La Libre Belgique kann die diesbezüglichen Bauchschmerzen der CD&V verstehen. Wer mit der Nationalität herumspielt, der begibt sich auf dünnes Eis, meint das Blatt in seinem Leitartikel. Konkret: Wenn die Regierung sich das Recht herausnehmen will, Menschen mit der doppelten Staatsangehörigkeit die belgische Nationalität abzuerkennen, dann macht man aus dieser Bevölkerungsgruppe pauschal Bürger zweiter Klasse. Staatsbürgerschaft ist Staatsbürgerschaft.

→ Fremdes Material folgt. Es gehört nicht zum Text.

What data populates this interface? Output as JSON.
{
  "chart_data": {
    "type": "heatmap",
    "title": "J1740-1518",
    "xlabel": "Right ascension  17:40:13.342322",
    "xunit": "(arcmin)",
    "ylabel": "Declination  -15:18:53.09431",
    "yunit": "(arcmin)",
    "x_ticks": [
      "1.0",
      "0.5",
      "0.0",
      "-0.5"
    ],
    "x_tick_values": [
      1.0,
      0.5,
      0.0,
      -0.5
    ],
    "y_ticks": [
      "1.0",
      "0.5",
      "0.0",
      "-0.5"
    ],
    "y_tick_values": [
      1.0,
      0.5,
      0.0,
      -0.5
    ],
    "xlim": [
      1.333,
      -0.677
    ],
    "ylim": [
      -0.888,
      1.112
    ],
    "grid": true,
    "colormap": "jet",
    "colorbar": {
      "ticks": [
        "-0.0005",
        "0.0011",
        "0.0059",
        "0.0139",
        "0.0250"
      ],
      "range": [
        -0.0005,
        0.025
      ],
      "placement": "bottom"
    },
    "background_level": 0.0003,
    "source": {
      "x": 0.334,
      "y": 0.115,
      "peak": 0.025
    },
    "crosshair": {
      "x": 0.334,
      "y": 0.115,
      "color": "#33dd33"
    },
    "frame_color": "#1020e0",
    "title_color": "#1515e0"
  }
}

"Schluss mit den Spielchen!"
Es gibt aber auch noch andere Themen: "Haushaltsloch: Der Föderalstaat gibt den Regionen die Schuld", titelt Le Soir. Belgien hat im vergangenen Jahr gegen die Drei-Prozent-Defizitgrenze verstoßen. Im Augenblick machen sich die verschiedenen Machtebenen gegenseitig für das Entgleisen des Haushalts verantwortlich. Für den Föderalstaat tragen Flandern und die Wallonie die Schuld.
Dieses Schwarze-Peter-Spiel bringt überhaupt nichts, wettert Het Laatste Nieuws in seinem Leitartikel. Wer auch immer die Verantwortung für das Verfehlen des Haushaltszieles trägt, das ändert nichts an der Tatsache. Die Politiker sollten ihre Energie aufsparen, um nach kreativen Lösungen zu suchen.
Het Belang van Limburg sieht das ähnlich. Das würdelose Theater von Dienstag zeigt im Grunde nur eins: Jeder hat Butter auf dem Kopf, alle sind Schuld. Den EU-Währungshütern ist das ohnehin egal. Sie kennen nur die Sprache der Zahlen und Statistiken. Die Botschaft an die belgischen Politiker kann also nur lauten: Hört auf, herum zu lavieren, schenkt reinen Wein ein. Wenn nämlich etwas das Misstrauen nicht nur der EU sondern auch der Bürger befeuert, dann sind es rhetorische Nebelkerzen.